Although the constitution says that there shouldn’t be any kind of division on the basis of race, caste, gender class etc but there is no specific law to address the issue especially of racism. Recently, MP Shashi Tharoor introduced Anti-discrimination and Equality Bill, 2016. The bill deals with discrimination, victimization and harassment but the Central government is yet to send the Bill to the parliamentary standing committee. Also in 2015, Ministry of Home Affairs asked to introduce two new sections. First, if anyone charged for racial discrimination will be sentenced to 5 years in jail also have to cough up a fine of Rs.5000
Despite going through a number of mob lynchings, harassment cases and humiliation of minorities based on race or ethnicity, ultimately leading to genocide, no further steps has been taken in this regard.
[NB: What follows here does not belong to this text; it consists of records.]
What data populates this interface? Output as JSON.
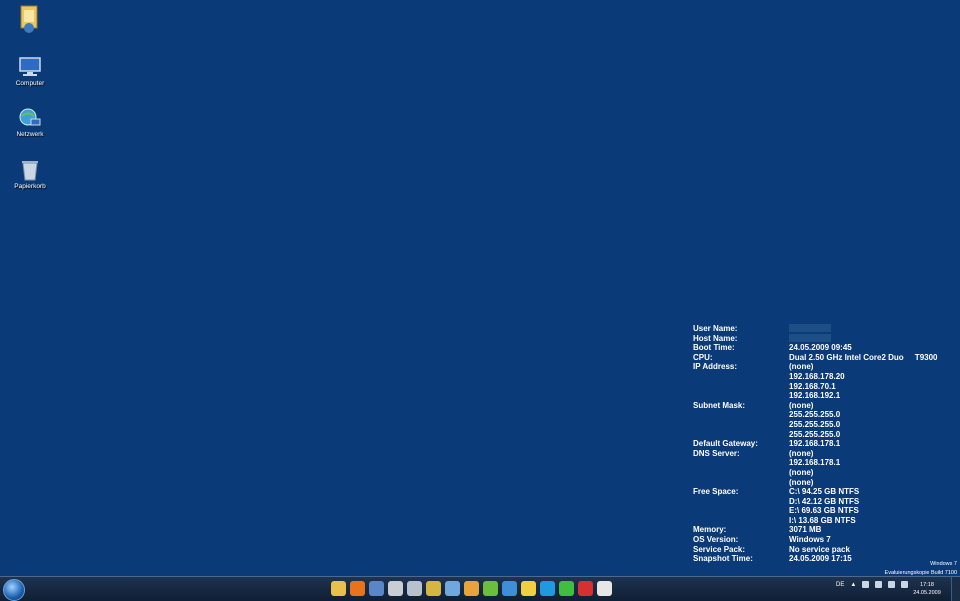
{
  "desktop": {
    "icons": [
      {
        "label": "",
        "icon": "user-folder-icon"
      },
      {
        "label": "Computer",
        "icon": "computer-icon"
      },
      {
        "label": "Netzwerk",
        "icon": "network-icon"
      },
      {
        "label": "Papierkorb",
        "icon": "recycle-bin-icon"
      }
    ]
  },
  "sysinfo": {
    "user_name_label": "User Name:",
    "host_name_label": "Host Name:",
    "boot_time_label": "Boot Time:",
    "boot_time": "24.05.2009 09:45",
    "cpu_label": "CPU:",
    "cpu": "Dual 2.50 GHz Intel Core2 Duo     T9300",
    "ip_label": "IP Address:",
    "ip": [
      "(none)",
      "192.168.178.20",
      "192.168.70.1",
      "192.168.192.1"
    ],
    "subnet_label": "Subnet Mask:",
    "subnet": [
      "(none)",
      "255.255.255.0",
      "255.255.255.0",
      "255.255.255.0"
    ],
    "gateway_label": "Default Gateway:",
    "gateway": "192.168.178.1",
    "dns_label": "DNS Server:",
    "dns": [
      "(none)",
      "192.168.178.1",
      "(none)",
      "(none)"
    ],
    "free_label": "Free Space:",
    "free": [
      "C:\\ 94.25 GB NTFS",
      "D:\\ 42.12 GB NTFS",
      "E:\\ 69.63 GB NTFS",
      "I:\\ 13.68 GB NTFS"
    ],
    "memory_label": "Memory:",
    "memory": "3071 MB",
    "os_label": "OS Version:",
    "os": "Windows 7",
    "sp_label": "Service Pack:",
    "sp": "No service pack",
    "snapshot_label": "Snapshot Time:",
    "snapshot": "24.05.2009 17:15"
  },
  "watermark": {
    "line1": "Windows 7",
    "line2": "Evaluierungskopie Build 7100"
  },
  "taskbar": {
    "pinned": [
      {
        "icon": "explorer-icon",
        "color": "#e8c04a"
      },
      {
        "icon": "firefox-icon",
        "color": "#e8731c"
      },
      {
        "icon": "network-monitor-icon",
        "color": "#5a86c8"
      },
      {
        "icon": "tool-icon",
        "color": "#c9cdd4"
      },
      {
        "icon": "satellite-icon",
        "color": "#b8c2cf"
      },
      {
        "icon": "archive-icon",
        "color": "#d4b640"
      },
      {
        "icon": "plane-icon",
        "color": "#6fa8dc"
      },
      {
        "icon": "media-player-icon",
        "color": "#e8a33a"
      },
      {
        "icon": "game-icon",
        "color": "#6bbf3a"
      },
      {
        "icon": "app-icon",
        "color": "#3f8fd6"
      },
      {
        "icon": "messenger-icon",
        "color": "#f0d040"
      },
      {
        "icon": "skype-icon",
        "color": "#1e9be0"
      },
      {
        "icon": "flower-icon",
        "color": "#3fbf3f"
      },
      {
        "icon": "poker-icon",
        "color": "#d83030"
      },
      {
        "icon": "terminal-icon",
        "color": "#e6e6e6"
      }
    ],
    "language": "DE",
    "time": "17:18",
    "date": "24.05.2009"
  }
}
To end racism first we need to accept that it exists. Ignorant attitude will only normalize the issue of racism in India. We need to have a department dedicated to address human rights violations against students in the country. NGOs working on human rights need to speak out against discrimination and racist violence, provide action and legal support to the victims. The human resources ministry must hold anti-racism campaigns on university campuses and students should be told about the importance of various scholarships for higher education. Students must be given proper lodging facilities around campus and other student’s residential areas too instead of specific areas with homogeneous cultural neighbour that increases alienation. Most importantly, the government should pass correct and appropriate laws to tackle racism in India. Moreover, we need proper education (as the current education system needs to be critically appraised) to seek the real meaning of freedom in India and shall fight for it collectively. It’s not our right but responsibility.
Quoting Martin Luther King Jr., “Nothing in the entire world is more dangerous than sincere ignorance and conscientious stupidity.” India is a secular country and everyone has to be respectful and should give everyone a chance. Culture heterogeneity is the pride of India but ignoring the very presence of racism will only result in alleviating hatred and intolerance. So, let’s unite and fight racism.